Furthermore, Alan Dangour, public health nutritionist at the London School of Hygiene and Tropical Medicine, argued that reduced meat consumption would lead to health benefits as well. He said that international dietary science shows that excess consumption of meat and dairy is related to poor health outcomes. This is particularly true for adults, he said, highlighting the increased risk of cardio-vascular diseases (CDV) caused by saturated fats. 

Citing a UK study, Dangour said that if livestock were to be reduced by 30% in the UK, there would be a substantial decrease (17%) in adult premature deaths due to CDV and a £20 billion reduction in yearly healthcare costs.

Changing behaviour

Asked how people could be convinced to change their behaviour, McCartney referred to other tough behavioural changes that have taken place and said that eating less meat "would not be any harder than those". 

"We did not recycle before – now we do. At first, we rejected hybrid cars and now they are becoming popular. Banning smoking in public places to protect passive smokers also faced great resistance and now we have such bans," McCartney said.

"A new ethical issue [climate change] has arisen and meat eating is no longer a personal choice but one that will affect the whole planet," he went on, describing a recent Swedish initiative to add carbon labels to food products as a good example of such guidance. 

Increasing the price of meat

Asked whether increased taxing of meat products would be a way to induce changes in behaviour, as is already being done on the transport sector, Pachauri said that "a tax would make a lot of sense," but that one should not wait for such measures to change eating habits. 

Olivier De Schutter also noted that the "modes of food consumption in rich countries have huge negative externalities that are not accounted in the prize of food". 

Their views were echoed by Irish MEP Mairead McGuinness (EPP), who believes that "we don't pay enough for our food, nor to our farmers," forcing farmers "to produce more to earn less".

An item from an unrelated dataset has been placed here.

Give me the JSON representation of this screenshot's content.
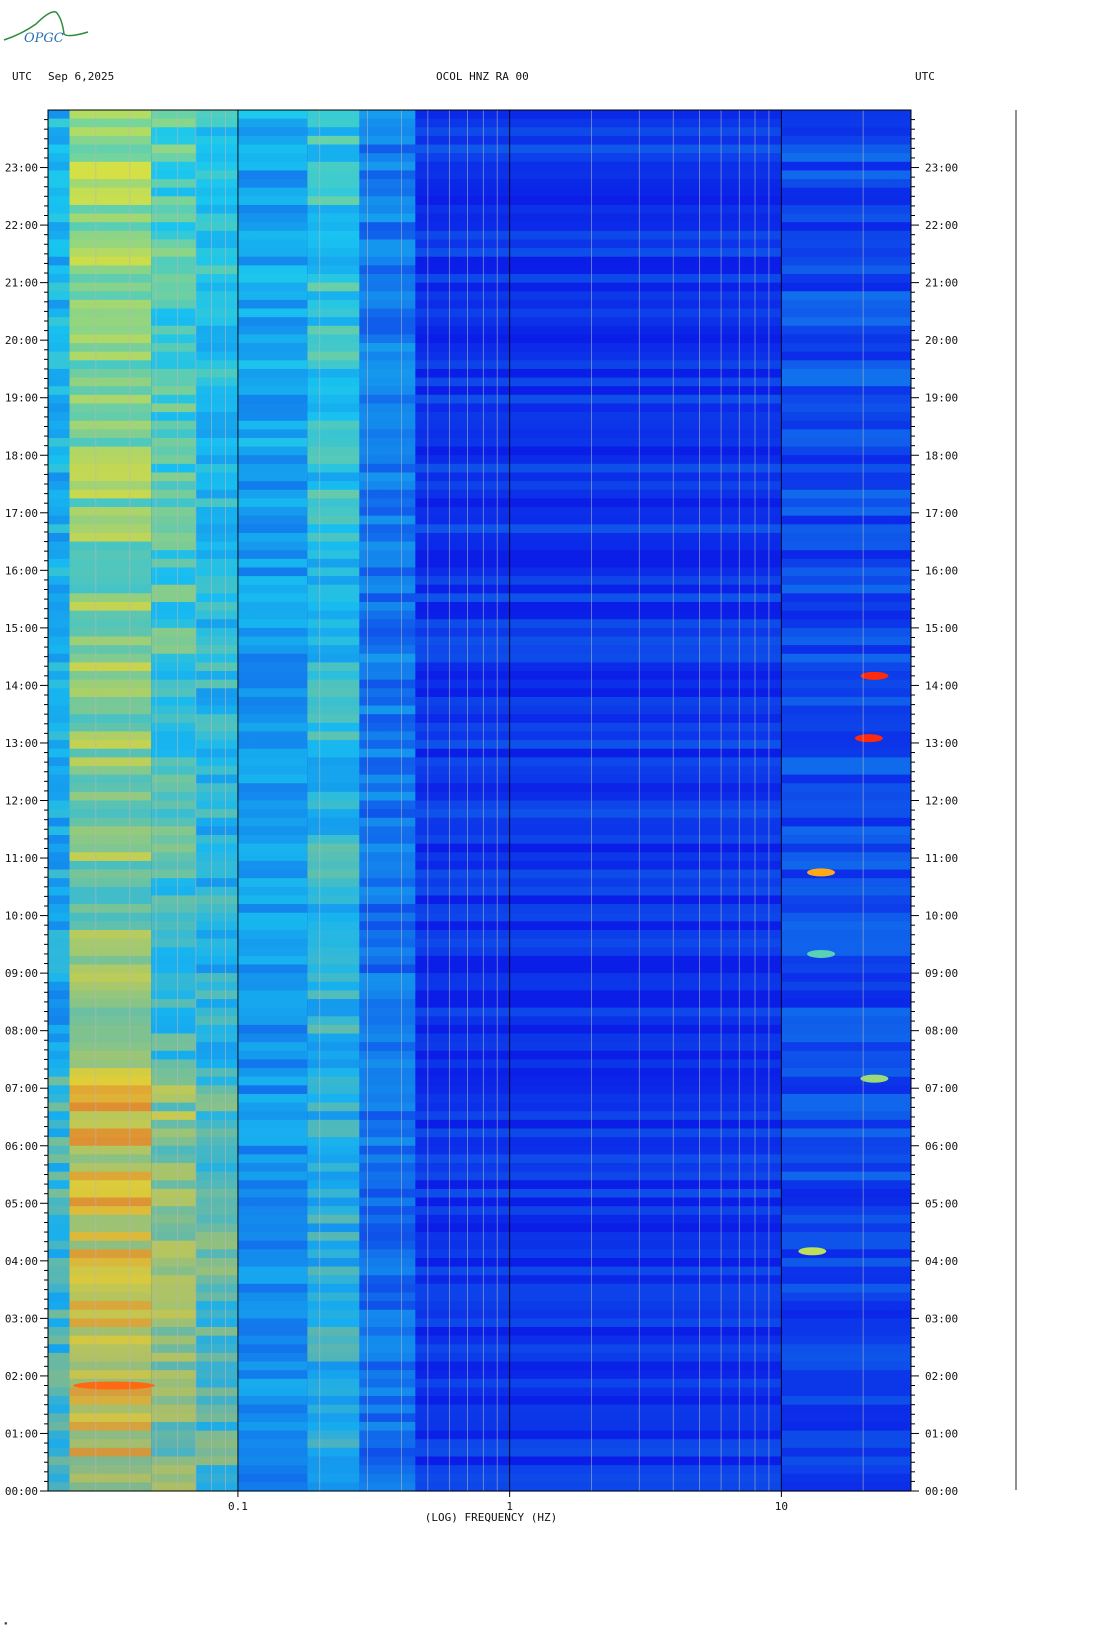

In 2006, the United Nations Food and Agriculture Organisation (FAO) estimated that 18% of annual worldwide greenhouse gases (GHGs) are attributable to cattle, buffalo, sheep, goats, camels, pigs and poultry. 

Meanwhile, a recent Worldwatch Institute paper drafted by World Bank environmental experts argues that the level of GHG emissions linked to livestock production have been underestimated or simply overlooked. The report argues that when GHGs from across the whole lifecycle and supply chain of animals are taken into account, the percentage raises to a total of 51% of all annual emissions caused by humans (EURACTIV 23/10/09). 

A recent report by the European Commission's Joint Research Centre shows that meat and dairy products contribute on average 24% to the environmental impact of total final consumption in the EU 27, while constituting only 6% of the economic value. The main improvement options identified lie in agricultural production and food management by households (avoidance of food wastage), and are related to power savings. 

The main direct climate impact of the beef and dairy industry is methane produced by enteric fermentation from cattle. Methane is said to be over 20 times more powerful a greenhouse gas than carbon dioxide.

Swedish guidelines for climate-friendly food choices were published in summer 2009. Developed by the Swedish authorities, the guidelines recommend citizens to reduce their meat and rice consumption as a way of reducing greenhouse gas emissions (EURACTIV 22/06/09).